£73,220.15 over 18 months
Awarded in 2018
EpiBioNet: Identifying imaging network biomarkers of antiepileptic drug treatment outcome
Dr Simon Keller
Dr Peter Taylor, Professor Tony Marson
University of Liverpool
Being able to predict whether a patient with epilepsy will respond to antiepileptic drug therapy will increase the likelihood of bringing seizures under control sooner through an earlier exploration of alternative or adjunctive treatments. Imaging the brain’s structural and functional networks may offer that possibility.
Dr Simon Keller
The first line of treatment for people with epilepsy is antiepileptic drug (AED) therapy. AED treatment fails to control seizures in over 30% of people with epilepsy. The reasons why treatment fails in these patients are unknown, and there is currently no way of predicting which patients will not respond to treatment. If we knew which patients would not respond to AEDs from the point of diagnosis of epilepsy it may be possible to explore alternative or adjunctive therapies sooner for these patients. Bringing seizures under control as early as possible is the most important treatment factor.
Looking at brain networks is crucial in epilepsy as epileptic seizures arise because of abnormal brain networks. Dr.
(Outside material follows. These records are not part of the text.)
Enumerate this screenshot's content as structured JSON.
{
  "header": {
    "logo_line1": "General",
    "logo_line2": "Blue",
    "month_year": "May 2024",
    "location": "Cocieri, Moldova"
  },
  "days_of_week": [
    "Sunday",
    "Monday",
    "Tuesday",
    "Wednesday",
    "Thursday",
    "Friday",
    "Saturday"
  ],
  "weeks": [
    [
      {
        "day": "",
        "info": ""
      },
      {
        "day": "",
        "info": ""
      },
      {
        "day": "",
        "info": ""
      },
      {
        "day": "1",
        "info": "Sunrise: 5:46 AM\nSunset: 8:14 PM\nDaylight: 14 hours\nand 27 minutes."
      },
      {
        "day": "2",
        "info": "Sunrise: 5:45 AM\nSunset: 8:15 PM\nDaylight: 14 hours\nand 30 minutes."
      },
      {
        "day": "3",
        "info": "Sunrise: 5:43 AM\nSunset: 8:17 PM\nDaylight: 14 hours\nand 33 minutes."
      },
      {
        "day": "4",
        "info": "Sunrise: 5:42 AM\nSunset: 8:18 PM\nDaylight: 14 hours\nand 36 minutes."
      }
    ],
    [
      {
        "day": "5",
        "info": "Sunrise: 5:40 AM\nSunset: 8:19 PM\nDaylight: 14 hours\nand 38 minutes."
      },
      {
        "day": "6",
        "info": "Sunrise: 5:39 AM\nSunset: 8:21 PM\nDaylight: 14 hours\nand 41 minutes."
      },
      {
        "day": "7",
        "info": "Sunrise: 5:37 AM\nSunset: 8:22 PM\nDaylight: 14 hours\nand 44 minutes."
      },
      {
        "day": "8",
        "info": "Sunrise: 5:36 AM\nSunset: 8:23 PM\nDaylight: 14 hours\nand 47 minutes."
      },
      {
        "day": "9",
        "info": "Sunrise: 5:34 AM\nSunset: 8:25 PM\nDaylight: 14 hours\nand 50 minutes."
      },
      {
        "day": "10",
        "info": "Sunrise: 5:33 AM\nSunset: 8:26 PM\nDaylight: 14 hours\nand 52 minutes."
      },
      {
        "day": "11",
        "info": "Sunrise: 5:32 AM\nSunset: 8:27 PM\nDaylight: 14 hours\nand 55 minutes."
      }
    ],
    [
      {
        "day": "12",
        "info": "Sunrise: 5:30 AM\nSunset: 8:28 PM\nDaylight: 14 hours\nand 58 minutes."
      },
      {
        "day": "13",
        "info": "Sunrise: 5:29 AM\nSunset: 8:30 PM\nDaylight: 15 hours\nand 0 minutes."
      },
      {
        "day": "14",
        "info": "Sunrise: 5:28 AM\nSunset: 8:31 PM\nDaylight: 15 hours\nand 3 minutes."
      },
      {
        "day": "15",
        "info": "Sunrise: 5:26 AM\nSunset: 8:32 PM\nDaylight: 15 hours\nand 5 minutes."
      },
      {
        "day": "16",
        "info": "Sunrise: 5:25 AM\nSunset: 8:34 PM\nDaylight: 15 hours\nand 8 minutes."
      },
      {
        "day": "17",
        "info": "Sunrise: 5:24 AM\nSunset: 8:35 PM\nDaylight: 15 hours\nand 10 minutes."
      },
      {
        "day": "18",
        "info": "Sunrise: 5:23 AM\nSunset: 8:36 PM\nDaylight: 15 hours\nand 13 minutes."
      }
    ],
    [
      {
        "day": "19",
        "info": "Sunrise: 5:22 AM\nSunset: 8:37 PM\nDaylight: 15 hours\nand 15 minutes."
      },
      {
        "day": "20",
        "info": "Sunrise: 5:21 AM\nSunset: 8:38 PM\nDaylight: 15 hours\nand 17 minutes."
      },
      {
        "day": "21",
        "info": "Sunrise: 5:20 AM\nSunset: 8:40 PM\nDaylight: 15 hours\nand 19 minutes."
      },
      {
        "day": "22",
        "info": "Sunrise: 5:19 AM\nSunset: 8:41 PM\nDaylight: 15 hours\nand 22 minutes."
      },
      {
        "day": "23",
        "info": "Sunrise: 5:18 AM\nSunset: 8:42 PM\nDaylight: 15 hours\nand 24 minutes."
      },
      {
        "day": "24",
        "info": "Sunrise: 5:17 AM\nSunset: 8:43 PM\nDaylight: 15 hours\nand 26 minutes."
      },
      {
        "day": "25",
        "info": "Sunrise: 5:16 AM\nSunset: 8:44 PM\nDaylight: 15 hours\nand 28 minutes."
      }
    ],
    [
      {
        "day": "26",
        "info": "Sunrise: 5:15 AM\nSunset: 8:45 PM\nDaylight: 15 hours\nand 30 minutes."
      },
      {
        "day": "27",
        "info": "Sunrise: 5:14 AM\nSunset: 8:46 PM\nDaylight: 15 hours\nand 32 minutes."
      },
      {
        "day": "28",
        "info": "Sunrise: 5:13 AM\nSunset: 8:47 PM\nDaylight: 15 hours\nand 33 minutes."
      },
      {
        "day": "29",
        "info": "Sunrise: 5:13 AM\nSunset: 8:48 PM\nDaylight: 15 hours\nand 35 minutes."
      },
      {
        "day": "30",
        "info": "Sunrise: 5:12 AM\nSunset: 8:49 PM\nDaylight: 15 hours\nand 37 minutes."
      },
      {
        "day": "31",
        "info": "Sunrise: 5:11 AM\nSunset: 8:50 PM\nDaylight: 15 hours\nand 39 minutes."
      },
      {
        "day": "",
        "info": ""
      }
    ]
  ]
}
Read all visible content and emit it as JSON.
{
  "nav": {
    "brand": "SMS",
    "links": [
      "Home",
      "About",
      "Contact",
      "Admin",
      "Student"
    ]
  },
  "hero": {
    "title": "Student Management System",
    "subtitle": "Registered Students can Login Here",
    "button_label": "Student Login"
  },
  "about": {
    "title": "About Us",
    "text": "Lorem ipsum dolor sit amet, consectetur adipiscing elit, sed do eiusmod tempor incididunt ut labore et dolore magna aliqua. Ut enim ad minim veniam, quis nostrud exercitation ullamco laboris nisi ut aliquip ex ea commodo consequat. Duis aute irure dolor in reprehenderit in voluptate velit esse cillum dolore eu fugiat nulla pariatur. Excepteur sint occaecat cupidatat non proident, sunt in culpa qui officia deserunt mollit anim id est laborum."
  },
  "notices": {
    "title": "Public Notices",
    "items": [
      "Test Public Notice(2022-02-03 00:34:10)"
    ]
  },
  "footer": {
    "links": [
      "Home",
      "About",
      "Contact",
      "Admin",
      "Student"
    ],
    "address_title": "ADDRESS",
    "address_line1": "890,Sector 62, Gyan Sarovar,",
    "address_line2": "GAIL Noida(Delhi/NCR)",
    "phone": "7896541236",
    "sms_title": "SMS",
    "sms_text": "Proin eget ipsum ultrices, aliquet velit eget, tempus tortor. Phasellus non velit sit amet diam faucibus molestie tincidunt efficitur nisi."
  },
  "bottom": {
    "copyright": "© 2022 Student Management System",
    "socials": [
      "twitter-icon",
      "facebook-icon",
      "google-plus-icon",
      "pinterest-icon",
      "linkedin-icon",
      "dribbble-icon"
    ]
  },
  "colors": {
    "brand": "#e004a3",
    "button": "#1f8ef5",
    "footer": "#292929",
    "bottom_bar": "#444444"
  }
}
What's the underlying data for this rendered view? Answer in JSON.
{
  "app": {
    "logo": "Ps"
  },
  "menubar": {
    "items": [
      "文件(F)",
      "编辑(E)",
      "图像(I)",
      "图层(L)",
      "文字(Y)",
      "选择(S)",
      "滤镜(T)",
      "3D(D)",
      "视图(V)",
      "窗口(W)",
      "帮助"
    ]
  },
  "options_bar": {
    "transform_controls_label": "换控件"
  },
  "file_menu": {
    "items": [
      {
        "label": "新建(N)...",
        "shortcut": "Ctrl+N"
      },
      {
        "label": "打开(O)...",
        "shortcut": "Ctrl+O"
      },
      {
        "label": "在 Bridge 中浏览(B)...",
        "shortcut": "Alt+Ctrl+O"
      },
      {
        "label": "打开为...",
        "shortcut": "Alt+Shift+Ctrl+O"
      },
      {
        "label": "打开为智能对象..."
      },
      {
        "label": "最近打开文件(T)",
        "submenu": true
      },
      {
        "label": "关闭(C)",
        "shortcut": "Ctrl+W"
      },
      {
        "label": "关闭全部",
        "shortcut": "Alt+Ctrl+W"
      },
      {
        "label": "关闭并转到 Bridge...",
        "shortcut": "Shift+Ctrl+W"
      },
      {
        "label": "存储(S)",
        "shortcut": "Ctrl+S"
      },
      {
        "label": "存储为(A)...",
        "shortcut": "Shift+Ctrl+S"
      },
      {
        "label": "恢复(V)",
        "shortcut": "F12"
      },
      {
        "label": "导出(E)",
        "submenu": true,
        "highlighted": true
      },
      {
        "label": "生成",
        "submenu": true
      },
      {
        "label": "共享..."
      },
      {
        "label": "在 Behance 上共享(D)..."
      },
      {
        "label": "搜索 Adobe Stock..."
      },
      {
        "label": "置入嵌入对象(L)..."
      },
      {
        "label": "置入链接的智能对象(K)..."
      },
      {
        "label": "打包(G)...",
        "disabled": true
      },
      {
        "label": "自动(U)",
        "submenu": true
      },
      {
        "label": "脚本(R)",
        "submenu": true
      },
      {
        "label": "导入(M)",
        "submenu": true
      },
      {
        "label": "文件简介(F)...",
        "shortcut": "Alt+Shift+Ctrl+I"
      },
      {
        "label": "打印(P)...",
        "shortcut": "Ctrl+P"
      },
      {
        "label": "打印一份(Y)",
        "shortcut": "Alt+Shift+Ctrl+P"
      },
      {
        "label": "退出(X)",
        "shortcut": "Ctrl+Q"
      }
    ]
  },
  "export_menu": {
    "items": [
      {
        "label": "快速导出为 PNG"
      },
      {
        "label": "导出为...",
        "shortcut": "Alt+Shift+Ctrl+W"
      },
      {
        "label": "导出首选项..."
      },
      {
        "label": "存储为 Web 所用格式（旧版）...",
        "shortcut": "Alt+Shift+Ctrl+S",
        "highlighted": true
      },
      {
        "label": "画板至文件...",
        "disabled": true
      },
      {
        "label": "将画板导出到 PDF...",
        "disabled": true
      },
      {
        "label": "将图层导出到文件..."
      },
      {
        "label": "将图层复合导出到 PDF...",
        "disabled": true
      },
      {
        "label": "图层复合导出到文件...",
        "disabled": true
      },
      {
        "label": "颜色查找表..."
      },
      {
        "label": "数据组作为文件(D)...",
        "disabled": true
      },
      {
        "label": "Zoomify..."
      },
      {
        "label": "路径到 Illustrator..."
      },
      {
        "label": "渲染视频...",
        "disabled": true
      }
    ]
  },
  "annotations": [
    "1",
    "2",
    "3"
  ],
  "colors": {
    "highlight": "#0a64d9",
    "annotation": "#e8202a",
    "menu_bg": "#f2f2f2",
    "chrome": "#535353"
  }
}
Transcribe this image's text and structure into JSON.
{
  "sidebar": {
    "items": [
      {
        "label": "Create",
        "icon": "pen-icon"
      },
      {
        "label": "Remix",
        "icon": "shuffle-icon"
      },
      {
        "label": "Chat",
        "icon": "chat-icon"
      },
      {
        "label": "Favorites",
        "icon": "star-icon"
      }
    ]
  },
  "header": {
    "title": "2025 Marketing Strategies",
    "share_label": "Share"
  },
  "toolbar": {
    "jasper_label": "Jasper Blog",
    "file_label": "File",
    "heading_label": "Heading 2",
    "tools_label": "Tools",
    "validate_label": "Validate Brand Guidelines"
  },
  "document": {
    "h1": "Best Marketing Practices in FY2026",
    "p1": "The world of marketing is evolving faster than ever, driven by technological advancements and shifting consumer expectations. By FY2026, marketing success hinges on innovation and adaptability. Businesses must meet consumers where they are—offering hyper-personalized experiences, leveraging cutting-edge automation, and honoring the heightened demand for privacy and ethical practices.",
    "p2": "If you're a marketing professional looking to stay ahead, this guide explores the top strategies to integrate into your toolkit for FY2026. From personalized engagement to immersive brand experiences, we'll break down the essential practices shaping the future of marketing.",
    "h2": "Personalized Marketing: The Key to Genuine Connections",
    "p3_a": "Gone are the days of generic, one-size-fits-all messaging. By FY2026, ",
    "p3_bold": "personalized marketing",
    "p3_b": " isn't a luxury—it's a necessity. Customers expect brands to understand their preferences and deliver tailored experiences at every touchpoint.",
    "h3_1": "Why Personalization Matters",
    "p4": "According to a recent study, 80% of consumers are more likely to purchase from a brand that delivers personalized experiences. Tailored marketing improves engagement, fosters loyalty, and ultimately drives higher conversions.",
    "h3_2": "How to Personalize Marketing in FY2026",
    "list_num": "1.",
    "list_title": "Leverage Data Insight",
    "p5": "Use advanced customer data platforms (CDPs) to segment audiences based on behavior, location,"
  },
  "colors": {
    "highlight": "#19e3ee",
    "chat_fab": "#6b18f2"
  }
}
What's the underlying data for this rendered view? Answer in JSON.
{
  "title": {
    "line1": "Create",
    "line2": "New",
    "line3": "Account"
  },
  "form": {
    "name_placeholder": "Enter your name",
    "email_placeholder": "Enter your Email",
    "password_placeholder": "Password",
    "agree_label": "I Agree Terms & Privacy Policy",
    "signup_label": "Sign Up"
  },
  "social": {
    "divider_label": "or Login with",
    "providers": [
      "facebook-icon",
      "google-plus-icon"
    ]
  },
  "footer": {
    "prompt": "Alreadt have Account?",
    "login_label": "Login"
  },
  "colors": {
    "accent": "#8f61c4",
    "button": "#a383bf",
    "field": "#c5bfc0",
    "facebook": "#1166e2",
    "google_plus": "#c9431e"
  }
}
Keller and colleagues will use specialised magnetic resonance imaging (MRI) scans to investigate how each part of the brain are connected i.e. how the brain is networked, in people with epilepsy. Investigation of brain networks using MRI provides information on abnormal brain structure and function that cannot be detected using standard clinical investigations. This study will apply sophisticated brain network imaging methods to MRI scans from people with a new diagnosis of focal epilepsy and people with idiopathic generalised epilepsy and compare them to people without epilepsy. The main goal of the study is to investigate whether abnormal brain connectivity underlies persistent seizures after AED therapy, and whether network-based MRI analyses can reliably identify the individual patients who will fail to respond to treatment. This work therefore seeks to identify reliable non-invasive brain imaging biomarkers of AED treatment, an important research benchmark in epilepsy.
Brain imaging represents an ideal method for the identification of biomarkers of treatment outcome given that most people with epilepsy routinely receive MRI in context of their clinical care. This research is important because if a reliable brain imaging biomarker of treatment outcome is identified, our methods could tell us which patients will not respond to first-line treatment. This information could be used by clinicians to counsel patients and consider alternative or adjunctive treatment options from an earlier stage.